Pengaturan dibidang obat dan makanan pada dasarnya meliputi empat
substansi pokok yaitu komoditi, tenaga, sarana dan berbagai upaya. Eksistensi penanganan masalah komoditi, tenaga dan sarana dilakukan melalui berbagai kegiatan dalam upaya untuk melindungi masyarakat serta menjamin terselenggaranya pembangunan kesehatan guna meningkatkan derajat kesehatan yang setinggi-tingginya secara berdaya guna dan berhasil guna. Di era globalisasi dan pasar bebas dengan semakin mudahnya transportasi antar negara, wilayah dan antara kota dan desa, menyebabkan hilangnya entry barier semua komoditi termasuk obat dan makanan, sehingga baik jumlah maupun jenis obat dan makanan yang beredar sedemikian meningkat. Pada saat yang sama permasalahan pemalsuan dan peredaran, produk substandard serta kesalahgunaan dan penyalahgunaan obat dan makanan masih menjadi tugas berat. Sementara itu perkembangan tingkat pendidikan dan pengetahuan masyarakat dirasakan masih belum dapat secara mandiri mengantisipasi membanjirnya komoditi obat dan makanan. Di negara-negara maju, untuk efisiensi dan efektivitas pelayanan, maka pelayanan kesehatan mencakup tiga hal yakni pelayanan medik, pelayanan kefarmasian dan pelayanan keperawatan yang bekerja sama untuk kepentingan pasien. Keterpaduan ketiga pelayanan tersebut diatas dalam arti kemitraan akan memberikan pelayanan kesehatan yang baik kepada pasien. Departemen Kesehatan dibawah pimpinan Menteri Kesehatan merupakan unsur pelaksana pemerintah dibidang kesehatan yang mempunyai tugas membantu Presiden dalam menyelenggarakan tugas pemerintah dibidang kesehatan. Visi Departemen Kesehatan RI yang ditetapkan pada tahun 1999 merupakan gambaran masyarakat Indonesia tahun 2010 dengan penduduk yang hidup dalam lingkungan dan perilaku sehat, mampu menjangkau pelayanan kesehatan yang bermutu, adil, dan merata serta memiliki derajat kesehatan yang setinggi-tingginya.

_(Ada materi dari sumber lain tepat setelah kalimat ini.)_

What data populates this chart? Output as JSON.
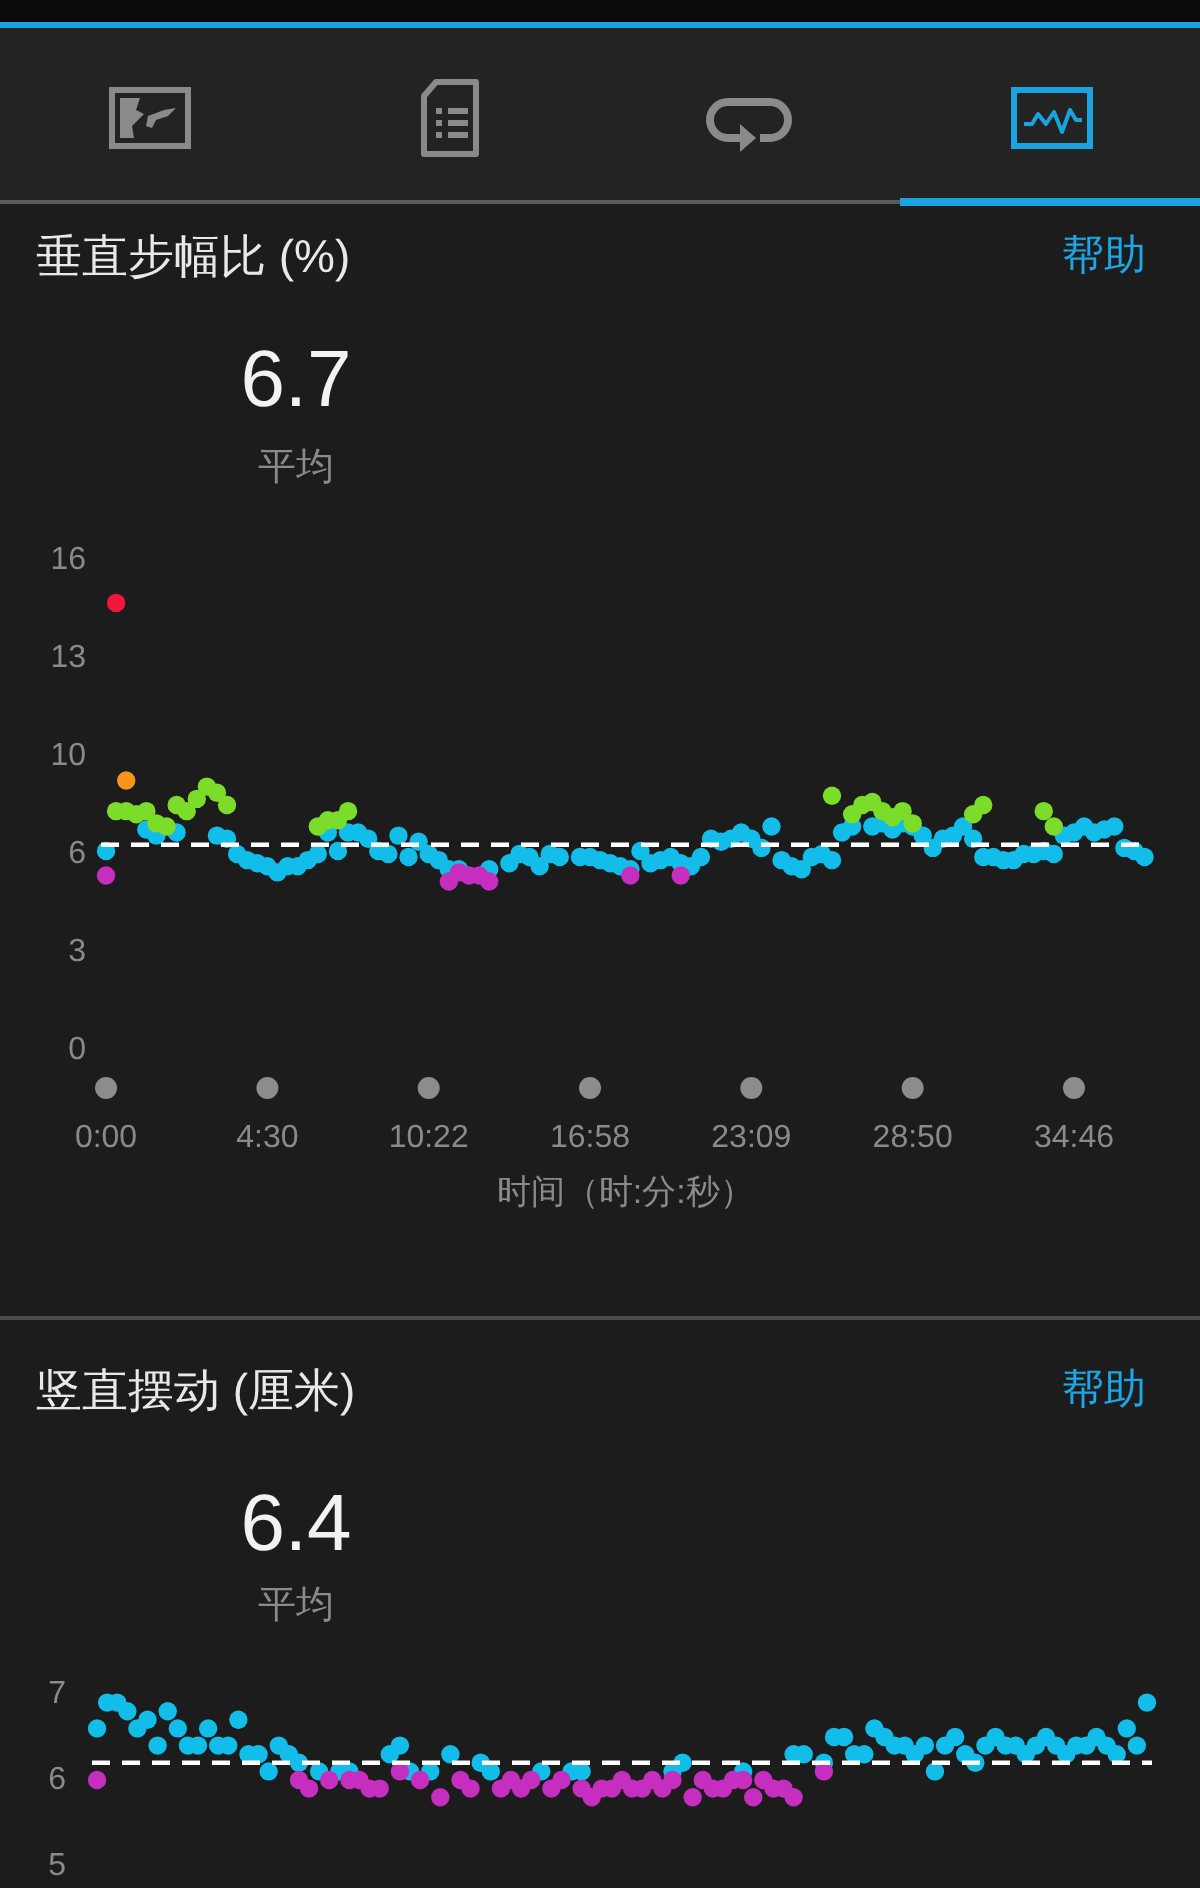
{
  "chart_data": [
    {
      "type": "scatter",
      "title": "垂直步幅比 (%)",
      "subtitle": "6.7",
      "annotations": [
        "平均",
        "帮助"
      ],
      "xlabel": "时间（时:分:秒）",
      "marker": "circle",
      "categories": [
        "0:00",
        null,
        null,
        null,
        null,
        null,
        null,
        null,
        null,
        null,
        null,
        null,
        null,
        null,
        null,
        null,
        "4:30",
        null,
        null,
        null,
        null,
        null,
        null,
        null,
        null,
        null,
        null,
        null,
        null,
        null,
        null,
        null,
        "10:22",
        null,
        null,
        null,
        null,
        null,
        null,
        null,
        null,
        null,
        null,
        null,
        null,
        null,
        null,
        null,
        "16:58",
        null,
        null,
        null,
        null,
        null,
        null,
        null,
        null,
        null,
        null,
        null,
        null,
        null,
        null,
        null,
        "23:09",
        null,
        null,
        null,
        null,
        null,
        null,
        null,
        null,
        null,
        null,
        null,
        null,
        null,
        null,
        null,
        "28:50",
        null,
        null,
        null,
        null,
        null,
        null,
        null,
        null,
        null,
        null,
        null,
        null,
        null,
        null,
        null,
        "34:46",
        null,
        null,
        null,
        null,
        null,
        null,
        null
      ],
      "ylim": [
        0,
        16
      ],
      "yticks": [
        0,
        {
          "value": 3.2,
          "label": "3"
        },
        {
          "value": 6.4,
          "label": "6"
        },
        {
          "value": 9.6,
          "label": "10"
        },
        {
          "value": 12.8,
          "label": "13"
        },
        16
      ],
      "ref_lines": [
        {
          "axis": "y",
          "value": 6.7,
          "color": "#ffffff",
          "line_style": "dashed"
        }
      ],
      "series": [
        {
          "color": "#13bde9",
          "values": [
            6.5,
            null,
            null,
            null,
            7.2,
            7.0,
            null,
            7.1,
            null,
            null,
            null,
            7.0,
            6.9,
            6.4,
            6.2,
            6.1,
            6.0,
            5.8,
            6.0,
            6.0,
            6.2,
            6.4,
            7.1,
            6.5,
            7.1,
            7.1,
            6.9,
            6.5,
            6.4,
            7.0,
            6.3,
            6.8,
            6.4,
            6.2,
            5.9,
            5.9,
            null,
            null,
            5.9,
            null,
            6.1,
            6.4,
            6.3,
            6.0,
            6.4,
            6.3,
            null,
            6.3,
            6.3,
            6.2,
            6.1,
            6.0,
            5.9,
            6.5,
            6.1,
            6.2,
            6.3,
            6.1,
            6.0,
            6.3,
            6.9,
            6.8,
            6.9,
            7.1,
            6.9,
            6.6,
            7.3,
            6.2,
            6.0,
            5.9,
            6.3,
            6.4,
            6.2,
            7.1,
            7.3,
            null,
            7.3,
            7.4,
            7.2,
            7.4,
            7.3,
            7.0,
            6.6,
            6.9,
            7.0,
            7.3,
            6.9,
            6.3,
            6.3,
            6.2,
            6.2,
            6.4,
            6.4,
            6.5,
            6.4,
            7.0,
            7.1,
            7.3,
            7.1,
            7.2,
            7.3,
            6.6,
            6.5,
            6.3
          ]
        },
        {
          "color": "#c62ec0",
          "values": [
            5.7,
            null,
            null,
            null,
            null,
            null,
            null,
            null,
            null,
            null,
            null,
            null,
            null,
            null,
            null,
            null,
            null,
            null,
            null,
            null,
            null,
            null,
            null,
            null,
            null,
            null,
            null,
            null,
            null,
            null,
            null,
            null,
            null,
            null,
            5.5,
            5.8,
            5.7,
            5.7,
            5.5,
            null,
            null,
            null,
            null,
            null,
            null,
            null,
            null,
            null,
            null,
            null,
            null,
            null,
            5.7,
            null,
            null,
            null,
            null,
            5.7,
            null,
            null,
            null,
            null,
            null,
            null,
            null,
            null,
            null,
            null,
            null,
            null,
            null,
            null,
            null,
            null,
            null,
            null,
            null,
            null,
            null,
            null,
            null,
            null,
            null,
            null,
            null,
            null,
            null,
            null,
            null,
            null,
            null,
            null,
            null,
            null,
            null,
            null,
            null,
            null,
            null,
            null,
            null,
            null,
            null,
            null
          ]
        },
        {
          "color": "#7bdc2a",
          "values": [
            null,
            7.8,
            7.8,
            7.7,
            7.8,
            7.4,
            7.3,
            8.0,
            7.8,
            8.2,
            8.6,
            8.4,
            8.0,
            null,
            null,
            null,
            null,
            null,
            null,
            null,
            null,
            7.3,
            7.5,
            7.5,
            7.8,
            null,
            null,
            null,
            null,
            null,
            null,
            null,
            null,
            null,
            null,
            null,
            null,
            null,
            null,
            null,
            null,
            null,
            null,
            null,
            null,
            null,
            null,
            null,
            null,
            null,
            null,
            null,
            null,
            null,
            null,
            null,
            null,
            null,
            null,
            null,
            null,
            null,
            null,
            null,
            null,
            null,
            null,
            null,
            null,
            null,
            null,
            null,
            8.3,
            null,
            7.7,
            8.0,
            8.1,
            7.8,
            7.6,
            7.8,
            7.4,
            null,
            null,
            null,
            null,
            null,
            7.7,
            8.0,
            null,
            null,
            null,
            null,
            null,
            7.8,
            7.3,
            null,
            null,
            null,
            null,
            null,
            null,
            null,
            null,
            null
          ]
        },
        {
          "color": "#f7941d",
          "values": [
            null,
            null,
            8.8,
            null,
            null,
            null,
            null,
            null,
            null,
            null,
            null,
            null,
            null,
            null,
            null,
            null,
            null,
            null,
            null,
            null,
            null,
            null,
            null,
            null,
            null,
            null,
            null,
            null,
            null,
            null,
            null,
            null,
            null,
            null,
            null,
            null,
            null,
            null,
            null,
            null,
            null,
            null,
            null,
            null,
            null,
            null,
            null,
            null,
            null,
            null,
            null,
            null,
            null,
            null,
            null,
            null,
            null,
            null,
            null,
            null,
            null,
            null,
            null,
            null,
            null,
            null,
            null,
            null,
            null,
            null,
            null,
            null,
            null,
            null,
            null,
            null,
            null,
            null,
            null,
            null,
            null,
            null,
            null,
            null,
            null,
            null,
            null,
            null,
            null,
            null,
            null,
            null,
            null,
            null,
            null,
            null,
            null,
            null,
            null,
            null,
            null,
            null,
            null,
            null
          ]
        },
        {
          "color": "#f0163c",
          "values": [
            null,
            14.6,
            null,
            null,
            null,
            null,
            null,
            null,
            null,
            null,
            null,
            null,
            null,
            null,
            null,
            null,
            null,
            null,
            null,
            null,
            null,
            null,
            null,
            null,
            null,
            null,
            null,
            null,
            null,
            null,
            null,
            null,
            null,
            null,
            null,
            null,
            null,
            null,
            null,
            null,
            null,
            null,
            null,
            null,
            null,
            null,
            null,
            null,
            null,
            null,
            null,
            null,
            null,
            null,
            null,
            null,
            null,
            null,
            null,
            null,
            null,
            null,
            null,
            null,
            null,
            null,
            null,
            null,
            null,
            null,
            null,
            null,
            null,
            null,
            null,
            null,
            null,
            null,
            null,
            null,
            null,
            null,
            null,
            null,
            null,
            null,
            null,
            null,
            null,
            null,
            null,
            null,
            null,
            null,
            null,
            null,
            null,
            null,
            null,
            null,
            null,
            null,
            null,
            null
          ]
        }
      ]
    },
    {
      "type": "scatter",
      "title": "竖直摆动 (厘米)",
      "subtitle": "6.4",
      "annotations": [
        "平均",
        "帮助"
      ],
      "marker": "circle",
      "tick_labels": "y",
      "categories": [
        null,
        null,
        null,
        null,
        null,
        null,
        null,
        null,
        null,
        null,
        null,
        null,
        null,
        null,
        null,
        null,
        null,
        null,
        null,
        null,
        null,
        null,
        null,
        null,
        null,
        null,
        null,
        null,
        null,
        null,
        null,
        null,
        null,
        null,
        null,
        null,
        null,
        null,
        null,
        null,
        null,
        null,
        null,
        null,
        null,
        null,
        null,
        null,
        null,
        null,
        null,
        null,
        null,
        null,
        null,
        null,
        null,
        null,
        null,
        null,
        null,
        null,
        null,
        null,
        null,
        null,
        null,
        null,
        null,
        null,
        null,
        null,
        null,
        null,
        null,
        null,
        null,
        null,
        null,
        null,
        null,
        null,
        null,
        null,
        null,
        null,
        null,
        null,
        null,
        null,
        null,
        null,
        null,
        null,
        null,
        null,
        null,
        null,
        null,
        null,
        null,
        null,
        null,
        null,
        null
      ],
      "ylim": [
        5,
        7
      ],
      "yticks": [
        5,
        6,
        7
      ],
      "ref_lines": [
        {
          "axis": "y",
          "value": 6.2,
          "color": "#ffffff",
          "line_style": "dashed"
        }
      ],
      "series": [
        {
          "color": "#13bde9",
          "values": [
            6.6,
            6.9,
            6.9,
            6.8,
            6.6,
            6.7,
            6.4,
            6.8,
            6.6,
            6.4,
            6.4,
            6.6,
            6.4,
            6.4,
            6.7,
            6.3,
            6.3,
            6.1,
            6.4,
            6.3,
            6.2,
            null,
            6.1,
            null,
            6.1,
            6.1,
            null,
            null,
            null,
            6.3,
            6.4,
            6.1,
            null,
            6.1,
            null,
            6.3,
            null,
            null,
            6.2,
            6.1,
            null,
            null,
            null,
            null,
            6.1,
            null,
            null,
            6.1,
            6.1,
            null,
            null,
            null,
            null,
            null,
            null,
            null,
            null,
            6.1,
            6.2,
            null,
            null,
            null,
            null,
            null,
            6.1,
            null,
            null,
            null,
            null,
            6.3,
            6.3,
            null,
            6.2,
            6.5,
            6.5,
            6.3,
            6.3,
            6.6,
            6.5,
            6.4,
            6.4,
            6.3,
            6.4,
            6.1,
            6.4,
            6.5,
            6.3,
            6.2,
            6.4,
            6.5,
            6.4,
            6.4,
            6.3,
            6.4,
            6.5,
            6.4,
            6.3,
            6.4,
            6.4,
            6.5,
            6.4,
            6.3,
            6.6,
            6.4,
            6.9
          ]
        },
        {
          "color": "#c62ec0",
          "values": [
            6.0,
            null,
            null,
            null,
            null,
            null,
            null,
            null,
            null,
            null,
            null,
            null,
            null,
            null,
            null,
            null,
            null,
            null,
            null,
            null,
            6.0,
            5.9,
            null,
            6.0,
            null,
            6.0,
            6.0,
            5.9,
            5.9,
            null,
            6.1,
            null,
            6.0,
            null,
            5.8,
            null,
            6.0,
            5.9,
            null,
            null,
            5.9,
            6.0,
            5.9,
            6.0,
            null,
            5.9,
            6.0,
            null,
            5.9,
            5.8,
            5.9,
            5.9,
            6.0,
            5.9,
            5.9,
            6.0,
            5.9,
            6.0,
            null,
            5.8,
            6.0,
            5.9,
            5.9,
            6.0,
            6.0,
            5.8,
            6.0,
            5.9,
            5.9,
            5.8,
            null,
            null,
            6.1,
            null,
            null,
            null,
            null,
            null,
            null,
            null,
            null,
            null,
            null,
            null,
            null,
            null,
            null,
            null,
            null,
            null,
            null,
            null,
            null,
            null,
            null,
            null,
            null,
            null,
            null,
            null,
            null,
            null,
            null,
            null,
            null
          ]
        }
      ]
    }
  ]
}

Untuk mencapai visi tersebut, maka salah satu hal yang perlu diperhatikan adalah peningkatan profesionalisme. Peningkatan profesionalisme
1 2
dalam pelayanan kesehatan memerlukan peningkatan dalam sistem pelayanan,
termasuk pelayanan kefarmasiaan. Sejak 2 dekade yang lalu, pelayanan kefarmasian telah berkembang sesuai dengan kemajuan ilmu pengetahuan dan pergeseran paradigma profesi farmasi yaitu perubahan orientasi dari drug oriented menjadi patient oriented. Dengan adanya perubahan tersebut, maka para apoteker dituntut untuk selalu meningkatkan pengetahuan, keahlian, serta keterampilannya agar dapat mewujudkan pelayanan kefarmasian yang optimal bagi masyarakat. Apoteker merupakan salah satu praktisi kesehatan yang mengerti dan memahami tentang pelayanan kefarmasian yang ideal sehingga perumusan kebijakan dan kegiatan lainnya dapat dilaksanakan sesuai dengan seharusnya. Menyadari akan pentingnya hal tersebut, maka perlu diadakannya kegiatan Praktek Kerja Profesi Apoteker (PKPA) di lingkungan Direktorat Jenderal Bina Kefarmasian dan Alat Kesehatan sehingga para calon apoteker dapat memahami sejauh mana keterlibatan atau peran serta apoteker di dalam struktur birokrasi pemerintah khususnya Direktorat Jenderal Bina Kefarmasiaan dan Alat Kesehatan. Apoteker memiliki peranan penting dalam kegiatan Direktorat Jenderal Bina Kefarmasian dan Alat Kesehatan, baik sebagai tenaga fungsional maupun sebagai tenaga struktural.
B. TUJUAN PELAKSANAAN PRAKTEK KERJA PROFESI APOTEKER
1. Mengetahui struktur organisasi, tugas dan fungsi Direktorat Jenderal Bina Kefarmasian dan Alat Kesehatan, Departemen Kesehatan Republik Indonesia 2. Memahami ruang lingkup tugas dan program kerja Sekretariat Direktorat Jenderal Bina Kefarmasian dan Alat Kesehatan 3. Mengetahui peran Apoteker di Sekretariat Jenderal Bina Kefarmasian dan Alat Kesehatan, Departemen Kesehatan Republik Indonesia.